Der Kurs führt über zweieinhalb Kilometer, die zweimal absolviert werden müssen, und gegen Ende der ersten Etappe werde ich erstmals überrundet. Da rasen sie an mir vorbei, die Anwärter auf die vorderen Plätze, und machen regelrecht Fahrtwind. Was solls, ein kleiner Windstoß kommt mir gerade recht. Auf diesem Abschnitt laufe ich direkt in die Spätsommersonne hinein, die gegen Ende des Tages nochmal ordentlich einheizt.
Links und rechts der Strecke geben tausende Zuschauer alles, um uns anzufeuern, und als ich mittendrin im Gewühl Siebenstein entdecke, die sich die Lunge aus dem Leib schreit, weiß ich: Alles wird gut. Wie ein fliegender Teppich trägt mich der Applaus in die zweite Runde. Herrlich. “Und wo lauf ich morgen?”, tönt die Stimme in mir großmäulig.
Ich überhole ein Pärchen, das mich in der ersten Hälfte flott hinter sich gelassen hatte, und schnappe dabei ein ärgerliches “viel zu schnell losgelaufen” auf. Kurz darauf passiere ich zum zweiten mal den Tisch mit den Getränken. Soll ich? Hm. Zu spät – vorbei. Ich biege in die letzte Gerade ein, und nun werden die Beine schwer. Ein Kilometer noch.
Nur noch ein Kilometer! “Beiß die Zähne zusammen!” Die Stimme in mir klingt deutlich kleinlauter als vor ein paar Minuten. Wieder werde ich überholt. “Los, zieh an. Gib alles!” Du hast gut reden, innere Stimme! Du musst ja nicht laufen!
Schließlich hör ich doch auf sie. Sprinte die letzten 200 Meter durch ein Spalier aus klatschenden Händen, seh kein einziges Gesicht, nur das Transparent mit der Aufschrift “Ziel”. Nach 38 Minuten und 40 Sekunden laufe ich drunter durch. Zwei Sekunden später falle ich Siebenstein in die Arme.

5 Kommentare

  1. Bravo!!!! über sechs Minuten schneller als du dachtest. Und es war einfach Klasse ? was sagt die innere Stimme heute? Gibt es einen nächsten Lauf?
    Meine inneres Stimme wollte im übrigen das ich bereits nach der ersten Runde aufgebe. Aber ich hätte mich im nachhinein schrecklich geärgert. Die Schmerzen sind im Ziel vergessen, wenn man aber aufgibt oder garnicht erst antritt hält das viel länger und irgendwie schmerz es dann noch mehr.
    Ich gratuliere (wir haben auch noch ne Ausschreibung für HH übrig ;-))
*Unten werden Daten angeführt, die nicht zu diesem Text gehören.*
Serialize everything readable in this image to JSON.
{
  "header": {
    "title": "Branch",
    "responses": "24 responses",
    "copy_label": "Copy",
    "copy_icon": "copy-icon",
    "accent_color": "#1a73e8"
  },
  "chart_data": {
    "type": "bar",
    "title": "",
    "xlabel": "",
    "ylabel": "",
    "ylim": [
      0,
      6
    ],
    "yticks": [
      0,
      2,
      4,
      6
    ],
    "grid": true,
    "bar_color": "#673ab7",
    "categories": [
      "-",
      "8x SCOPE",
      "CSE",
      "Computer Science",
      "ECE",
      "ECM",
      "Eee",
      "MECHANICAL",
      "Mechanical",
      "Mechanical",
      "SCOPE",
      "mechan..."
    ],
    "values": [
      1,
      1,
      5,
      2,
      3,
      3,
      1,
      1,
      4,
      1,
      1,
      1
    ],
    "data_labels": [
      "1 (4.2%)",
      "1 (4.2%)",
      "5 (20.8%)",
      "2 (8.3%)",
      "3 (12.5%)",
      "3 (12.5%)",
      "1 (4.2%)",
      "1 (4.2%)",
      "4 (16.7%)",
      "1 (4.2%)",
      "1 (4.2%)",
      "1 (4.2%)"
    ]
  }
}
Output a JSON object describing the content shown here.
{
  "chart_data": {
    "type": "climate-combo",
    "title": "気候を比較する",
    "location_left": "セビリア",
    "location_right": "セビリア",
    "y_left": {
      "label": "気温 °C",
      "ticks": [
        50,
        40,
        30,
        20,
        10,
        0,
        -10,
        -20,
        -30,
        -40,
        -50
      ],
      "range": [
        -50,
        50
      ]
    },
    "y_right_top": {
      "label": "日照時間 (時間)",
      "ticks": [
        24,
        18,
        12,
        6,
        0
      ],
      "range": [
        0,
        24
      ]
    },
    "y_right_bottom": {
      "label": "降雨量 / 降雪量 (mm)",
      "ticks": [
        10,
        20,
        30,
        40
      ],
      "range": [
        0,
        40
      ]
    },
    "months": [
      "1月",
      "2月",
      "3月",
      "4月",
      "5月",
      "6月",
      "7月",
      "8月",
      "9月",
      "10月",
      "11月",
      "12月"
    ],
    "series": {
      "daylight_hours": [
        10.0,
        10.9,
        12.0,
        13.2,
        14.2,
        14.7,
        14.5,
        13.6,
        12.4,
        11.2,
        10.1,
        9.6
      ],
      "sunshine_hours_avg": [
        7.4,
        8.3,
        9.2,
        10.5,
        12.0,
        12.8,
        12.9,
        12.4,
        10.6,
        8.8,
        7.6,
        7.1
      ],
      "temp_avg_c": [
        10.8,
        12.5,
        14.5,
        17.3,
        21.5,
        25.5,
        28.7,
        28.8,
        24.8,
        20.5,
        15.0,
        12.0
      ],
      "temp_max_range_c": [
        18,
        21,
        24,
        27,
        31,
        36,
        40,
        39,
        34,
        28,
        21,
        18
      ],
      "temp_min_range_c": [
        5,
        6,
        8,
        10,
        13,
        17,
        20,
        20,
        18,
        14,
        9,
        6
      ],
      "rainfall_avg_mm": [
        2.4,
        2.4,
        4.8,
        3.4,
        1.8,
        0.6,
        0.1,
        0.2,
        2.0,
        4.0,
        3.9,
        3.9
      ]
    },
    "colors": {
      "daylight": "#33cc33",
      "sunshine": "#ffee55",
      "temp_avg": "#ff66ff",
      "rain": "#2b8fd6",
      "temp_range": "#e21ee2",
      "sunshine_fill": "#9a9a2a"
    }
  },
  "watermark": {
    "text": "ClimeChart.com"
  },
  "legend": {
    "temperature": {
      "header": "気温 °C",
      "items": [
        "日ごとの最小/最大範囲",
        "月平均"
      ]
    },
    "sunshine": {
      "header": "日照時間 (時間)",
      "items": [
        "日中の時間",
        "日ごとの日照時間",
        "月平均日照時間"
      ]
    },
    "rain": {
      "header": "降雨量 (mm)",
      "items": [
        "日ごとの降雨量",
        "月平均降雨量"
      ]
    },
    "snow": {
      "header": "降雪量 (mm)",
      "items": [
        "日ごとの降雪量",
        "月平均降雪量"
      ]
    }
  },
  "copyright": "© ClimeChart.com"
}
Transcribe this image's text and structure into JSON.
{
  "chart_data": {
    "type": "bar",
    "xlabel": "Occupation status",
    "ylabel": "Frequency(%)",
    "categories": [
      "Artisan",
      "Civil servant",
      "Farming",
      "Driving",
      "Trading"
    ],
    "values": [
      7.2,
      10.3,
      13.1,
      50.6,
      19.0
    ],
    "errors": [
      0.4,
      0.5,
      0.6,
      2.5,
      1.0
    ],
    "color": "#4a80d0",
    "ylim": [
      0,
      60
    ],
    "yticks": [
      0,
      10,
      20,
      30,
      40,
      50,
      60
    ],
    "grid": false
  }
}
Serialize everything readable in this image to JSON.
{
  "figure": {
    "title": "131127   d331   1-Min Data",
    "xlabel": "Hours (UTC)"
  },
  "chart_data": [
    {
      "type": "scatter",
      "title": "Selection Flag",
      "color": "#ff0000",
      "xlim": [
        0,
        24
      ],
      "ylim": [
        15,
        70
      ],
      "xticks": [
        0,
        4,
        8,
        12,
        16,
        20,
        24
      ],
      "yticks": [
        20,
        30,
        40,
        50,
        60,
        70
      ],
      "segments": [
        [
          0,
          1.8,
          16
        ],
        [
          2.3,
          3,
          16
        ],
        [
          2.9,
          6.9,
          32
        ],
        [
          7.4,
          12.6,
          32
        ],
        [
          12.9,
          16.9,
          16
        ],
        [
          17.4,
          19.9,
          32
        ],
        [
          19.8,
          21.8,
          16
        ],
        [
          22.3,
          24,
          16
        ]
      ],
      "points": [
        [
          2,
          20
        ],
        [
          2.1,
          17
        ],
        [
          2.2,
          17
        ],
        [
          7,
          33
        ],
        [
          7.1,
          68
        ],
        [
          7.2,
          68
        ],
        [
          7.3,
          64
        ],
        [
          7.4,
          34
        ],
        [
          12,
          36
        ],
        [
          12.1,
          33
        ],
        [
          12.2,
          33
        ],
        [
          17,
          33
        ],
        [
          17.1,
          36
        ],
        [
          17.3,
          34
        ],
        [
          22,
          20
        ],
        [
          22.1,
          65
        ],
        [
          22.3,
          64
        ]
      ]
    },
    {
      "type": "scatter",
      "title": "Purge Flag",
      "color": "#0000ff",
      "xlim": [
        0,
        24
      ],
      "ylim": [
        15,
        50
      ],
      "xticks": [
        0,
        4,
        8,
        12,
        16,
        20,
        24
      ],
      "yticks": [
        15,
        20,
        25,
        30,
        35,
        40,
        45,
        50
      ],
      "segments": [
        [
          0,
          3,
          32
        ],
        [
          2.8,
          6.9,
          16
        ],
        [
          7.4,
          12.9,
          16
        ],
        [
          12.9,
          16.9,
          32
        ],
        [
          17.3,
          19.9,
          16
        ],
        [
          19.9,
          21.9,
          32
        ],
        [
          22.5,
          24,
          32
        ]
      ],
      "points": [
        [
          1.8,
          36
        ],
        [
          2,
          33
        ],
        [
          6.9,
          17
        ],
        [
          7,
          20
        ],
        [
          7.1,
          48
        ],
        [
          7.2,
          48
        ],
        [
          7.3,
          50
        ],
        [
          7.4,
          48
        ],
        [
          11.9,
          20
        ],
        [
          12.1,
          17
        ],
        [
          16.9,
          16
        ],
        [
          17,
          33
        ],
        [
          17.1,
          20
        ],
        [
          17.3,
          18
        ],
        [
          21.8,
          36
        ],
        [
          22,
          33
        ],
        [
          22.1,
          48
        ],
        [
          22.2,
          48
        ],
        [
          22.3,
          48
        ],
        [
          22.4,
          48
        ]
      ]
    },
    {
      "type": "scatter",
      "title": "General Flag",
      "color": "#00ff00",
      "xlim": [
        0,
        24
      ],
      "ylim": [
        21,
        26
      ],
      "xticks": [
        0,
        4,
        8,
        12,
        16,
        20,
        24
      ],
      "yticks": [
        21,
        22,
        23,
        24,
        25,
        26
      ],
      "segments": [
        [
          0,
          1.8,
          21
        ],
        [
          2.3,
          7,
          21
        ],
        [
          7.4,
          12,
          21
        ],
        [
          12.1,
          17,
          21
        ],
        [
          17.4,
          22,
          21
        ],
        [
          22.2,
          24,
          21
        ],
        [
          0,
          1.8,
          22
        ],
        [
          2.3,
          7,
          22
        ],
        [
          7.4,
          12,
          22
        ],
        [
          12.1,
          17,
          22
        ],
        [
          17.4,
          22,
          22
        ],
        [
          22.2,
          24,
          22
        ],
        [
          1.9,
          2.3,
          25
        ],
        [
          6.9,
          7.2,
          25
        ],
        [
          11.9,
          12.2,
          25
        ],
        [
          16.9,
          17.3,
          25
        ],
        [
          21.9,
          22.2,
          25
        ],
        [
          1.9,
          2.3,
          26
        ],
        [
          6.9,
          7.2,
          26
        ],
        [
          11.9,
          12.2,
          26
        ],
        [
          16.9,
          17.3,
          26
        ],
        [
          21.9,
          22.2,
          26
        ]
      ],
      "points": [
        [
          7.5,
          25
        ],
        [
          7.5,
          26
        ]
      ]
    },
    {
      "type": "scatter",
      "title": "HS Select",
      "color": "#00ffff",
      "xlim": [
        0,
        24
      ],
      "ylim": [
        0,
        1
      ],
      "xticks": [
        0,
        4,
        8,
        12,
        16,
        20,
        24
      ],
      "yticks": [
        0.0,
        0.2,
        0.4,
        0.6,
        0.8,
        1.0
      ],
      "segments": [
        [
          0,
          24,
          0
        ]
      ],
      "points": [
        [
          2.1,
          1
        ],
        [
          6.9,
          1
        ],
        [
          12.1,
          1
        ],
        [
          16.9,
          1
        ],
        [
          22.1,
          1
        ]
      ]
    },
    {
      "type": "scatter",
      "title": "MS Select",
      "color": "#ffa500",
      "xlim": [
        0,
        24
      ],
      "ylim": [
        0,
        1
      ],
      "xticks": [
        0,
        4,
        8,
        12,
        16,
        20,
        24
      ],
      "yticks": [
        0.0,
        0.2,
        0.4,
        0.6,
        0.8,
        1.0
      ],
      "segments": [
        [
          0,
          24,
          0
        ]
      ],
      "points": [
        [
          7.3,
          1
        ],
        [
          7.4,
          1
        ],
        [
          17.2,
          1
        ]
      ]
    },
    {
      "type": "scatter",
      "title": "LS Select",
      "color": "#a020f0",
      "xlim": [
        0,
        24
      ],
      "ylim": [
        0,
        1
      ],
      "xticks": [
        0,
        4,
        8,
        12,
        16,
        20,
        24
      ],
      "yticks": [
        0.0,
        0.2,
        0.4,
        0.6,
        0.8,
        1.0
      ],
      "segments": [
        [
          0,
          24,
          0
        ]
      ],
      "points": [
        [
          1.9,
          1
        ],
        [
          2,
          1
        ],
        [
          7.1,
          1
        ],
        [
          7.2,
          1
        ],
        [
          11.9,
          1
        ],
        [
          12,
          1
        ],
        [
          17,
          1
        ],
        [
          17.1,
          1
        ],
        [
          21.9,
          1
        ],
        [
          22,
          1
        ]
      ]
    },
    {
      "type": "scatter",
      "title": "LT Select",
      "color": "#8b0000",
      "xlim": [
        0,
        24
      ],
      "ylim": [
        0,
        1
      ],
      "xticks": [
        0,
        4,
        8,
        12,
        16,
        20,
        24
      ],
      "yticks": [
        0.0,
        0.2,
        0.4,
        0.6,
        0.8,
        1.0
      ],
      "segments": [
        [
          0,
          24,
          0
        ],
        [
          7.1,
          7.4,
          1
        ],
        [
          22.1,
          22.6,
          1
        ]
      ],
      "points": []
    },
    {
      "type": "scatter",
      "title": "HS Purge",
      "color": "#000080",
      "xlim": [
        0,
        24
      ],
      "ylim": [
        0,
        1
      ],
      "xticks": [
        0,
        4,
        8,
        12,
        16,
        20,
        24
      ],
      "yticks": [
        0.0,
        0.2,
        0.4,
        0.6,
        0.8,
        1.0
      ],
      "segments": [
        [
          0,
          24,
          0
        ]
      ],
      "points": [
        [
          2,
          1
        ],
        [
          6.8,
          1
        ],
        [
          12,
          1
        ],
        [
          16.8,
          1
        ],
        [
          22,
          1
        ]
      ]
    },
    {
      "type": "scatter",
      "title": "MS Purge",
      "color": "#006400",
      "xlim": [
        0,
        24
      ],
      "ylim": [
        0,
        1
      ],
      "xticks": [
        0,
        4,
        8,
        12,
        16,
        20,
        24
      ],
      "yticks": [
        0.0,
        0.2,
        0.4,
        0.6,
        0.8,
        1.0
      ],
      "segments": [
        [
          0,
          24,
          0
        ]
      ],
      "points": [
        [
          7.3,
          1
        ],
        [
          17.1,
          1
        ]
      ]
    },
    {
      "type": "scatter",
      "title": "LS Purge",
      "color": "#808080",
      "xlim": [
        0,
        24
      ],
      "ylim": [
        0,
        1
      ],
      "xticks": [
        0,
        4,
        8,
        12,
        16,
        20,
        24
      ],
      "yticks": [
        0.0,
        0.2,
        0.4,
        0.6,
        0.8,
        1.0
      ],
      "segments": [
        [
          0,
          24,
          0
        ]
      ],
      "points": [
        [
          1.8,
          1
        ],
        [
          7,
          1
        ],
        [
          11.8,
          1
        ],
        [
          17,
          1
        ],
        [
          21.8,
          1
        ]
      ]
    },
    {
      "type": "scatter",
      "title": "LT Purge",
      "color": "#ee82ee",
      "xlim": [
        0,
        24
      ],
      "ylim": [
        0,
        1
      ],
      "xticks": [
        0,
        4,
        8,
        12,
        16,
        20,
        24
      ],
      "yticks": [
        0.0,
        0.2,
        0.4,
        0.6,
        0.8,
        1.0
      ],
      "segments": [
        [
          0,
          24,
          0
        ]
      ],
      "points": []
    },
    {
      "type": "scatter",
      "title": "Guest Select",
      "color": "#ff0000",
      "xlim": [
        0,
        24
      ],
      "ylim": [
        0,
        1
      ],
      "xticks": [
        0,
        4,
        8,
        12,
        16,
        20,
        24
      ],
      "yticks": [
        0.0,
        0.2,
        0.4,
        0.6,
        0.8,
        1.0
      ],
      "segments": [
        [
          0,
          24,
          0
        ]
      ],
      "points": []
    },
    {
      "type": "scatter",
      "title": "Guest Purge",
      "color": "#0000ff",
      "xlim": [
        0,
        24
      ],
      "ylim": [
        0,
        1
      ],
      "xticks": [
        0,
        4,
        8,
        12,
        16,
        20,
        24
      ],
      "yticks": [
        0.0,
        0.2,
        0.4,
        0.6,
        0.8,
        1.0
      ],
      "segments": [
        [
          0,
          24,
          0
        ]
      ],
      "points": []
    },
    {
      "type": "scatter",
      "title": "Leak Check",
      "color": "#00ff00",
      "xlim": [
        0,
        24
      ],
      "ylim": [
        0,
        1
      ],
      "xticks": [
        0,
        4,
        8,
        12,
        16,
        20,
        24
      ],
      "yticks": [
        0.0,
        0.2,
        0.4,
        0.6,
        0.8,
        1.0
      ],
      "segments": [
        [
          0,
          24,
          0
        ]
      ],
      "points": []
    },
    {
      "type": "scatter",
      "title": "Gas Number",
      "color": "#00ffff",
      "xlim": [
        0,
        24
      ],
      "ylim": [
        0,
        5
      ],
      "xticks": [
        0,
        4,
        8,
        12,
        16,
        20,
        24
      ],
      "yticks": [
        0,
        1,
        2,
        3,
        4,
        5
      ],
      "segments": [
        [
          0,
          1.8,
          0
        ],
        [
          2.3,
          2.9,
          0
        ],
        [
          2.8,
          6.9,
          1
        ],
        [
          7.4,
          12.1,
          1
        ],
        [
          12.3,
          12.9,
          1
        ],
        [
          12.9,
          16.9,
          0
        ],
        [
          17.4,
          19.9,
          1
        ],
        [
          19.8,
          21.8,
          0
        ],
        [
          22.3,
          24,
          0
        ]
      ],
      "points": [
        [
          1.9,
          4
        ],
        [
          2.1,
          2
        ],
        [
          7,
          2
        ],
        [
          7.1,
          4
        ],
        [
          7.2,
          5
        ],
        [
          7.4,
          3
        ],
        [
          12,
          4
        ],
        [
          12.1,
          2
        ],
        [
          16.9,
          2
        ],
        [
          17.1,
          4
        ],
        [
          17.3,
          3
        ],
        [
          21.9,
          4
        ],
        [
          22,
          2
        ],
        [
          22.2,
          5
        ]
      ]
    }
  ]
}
  2. Meine innere Stimme sagt mir, dass es auf jeden Fall einen nächsten Lauf gibt – und dass es nicht der Hamburg-Marathon sein wird! ;) Vielleicht nehme ich mir fürs kommende Jahr die 10-Kilometer-Marke vor… mal sehen. Danke nochmal für deine Tipps – ich hab sie beherzigt und bin gut damit gefahren – äh, gelaufen.

  3. Gute Zeit für diese Distanz für das erste Mal! Ja, wenn man einmal “Blut geleckt” hat… ;o)
    (Habe gestern erstmals wieder trainiert, aber immer noch nicht hundertprozentig schmerzfrei…)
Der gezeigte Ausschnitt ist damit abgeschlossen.